We have seen a similar problem in the Spanish Government’s response to Catalonia’s threatened secession in the months leading up to October 1. The argument has begun, and often ended, with the point that the planned referendum violates the Constitution and is against the rule of law. This is correct. It is rational. It is central to a normal functioning liberal democratic system. It is important.
But it is not enough in a situation in which irrational nativism has overcome the already weakened bonds between citizen and state. An argument cannot simply rest on the legitimacy of law. Society’s commitment to the law itself must be bolstered. In an ideal scenario and a healthy system, this is done organically on a daily basis through interaction, engagement, and education. It is a robust and fluid relationship. It is not too late to build such a framework, but for the present moment Spain is beyond incremental approaches.
What Spain needs today is something bigger, and to get it we must move beyond the Transición. The shift from dictatorship to democracy was as improbable as it was abundant in its blessings. It has brought all of Spain unprecedented prosperity, cultural flowering, and personal growth. It is, however, an accomplishment so big that it has cast its shadow on everything that has come after. It is an accomplishment of a generation, my generation, which, like our Baby Boomer cousins in other Western democracies, has been loath to release the levers of power. What we see in Spain, and in particular in Catalonia, is a yearning by some in the younger generations, the generation of King Felipe VI, to have a Spain of their own, to control their destiny, to have political agency as robust as they sense their personal agency. At the same time a huge number of this younger generation has simply disconnected. What made the Transición a success was that it galvanized all of society, but younger Spaniards have no personal memory of that era. This is the new generation’s moment to engage and take responsibility, while it is our time to step aside.

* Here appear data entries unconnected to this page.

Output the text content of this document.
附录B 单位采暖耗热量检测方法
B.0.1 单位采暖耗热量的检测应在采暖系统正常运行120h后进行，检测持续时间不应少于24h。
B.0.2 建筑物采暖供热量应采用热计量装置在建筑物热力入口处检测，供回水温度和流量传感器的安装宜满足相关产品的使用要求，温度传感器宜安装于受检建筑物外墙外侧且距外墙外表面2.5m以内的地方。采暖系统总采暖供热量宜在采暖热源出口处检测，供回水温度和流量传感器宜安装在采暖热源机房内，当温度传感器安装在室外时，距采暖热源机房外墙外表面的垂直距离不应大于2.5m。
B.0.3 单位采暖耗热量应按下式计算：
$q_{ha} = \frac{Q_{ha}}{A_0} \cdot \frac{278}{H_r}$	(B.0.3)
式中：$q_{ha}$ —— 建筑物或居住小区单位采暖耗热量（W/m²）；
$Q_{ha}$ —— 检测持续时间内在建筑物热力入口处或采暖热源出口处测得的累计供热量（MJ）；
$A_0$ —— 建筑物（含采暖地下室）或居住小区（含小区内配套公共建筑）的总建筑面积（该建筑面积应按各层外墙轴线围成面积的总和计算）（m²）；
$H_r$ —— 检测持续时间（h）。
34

And in this Catalonia and Spain can be an example for the world. I believe that this crisis will pass. The lies and distortions of the Catalan regional government leaders have become so manifest that it is hard to foresee a plausible move to independence this go round. But dodging this bullet must not and cannot be the end. Rather it should be the start of a national project aimed at reinforcing the ownership and hence the legitimacy of the system and the law. What form such an endeavor takes is not for me to say, but whatever it is, it must be active, genuine, and ongoing. Democracy in the 21st century is not a turnkey operation. It requires daily work by both state and citizens. Spain could be a model for this.
I fear that if we do not take this opportunity to put reason back in the driver’s seat, we will be doomed to hear much more from Otegi and much less of the brilliance of Serrat. That would be a tragedy for Catalonia, Spain, and the world.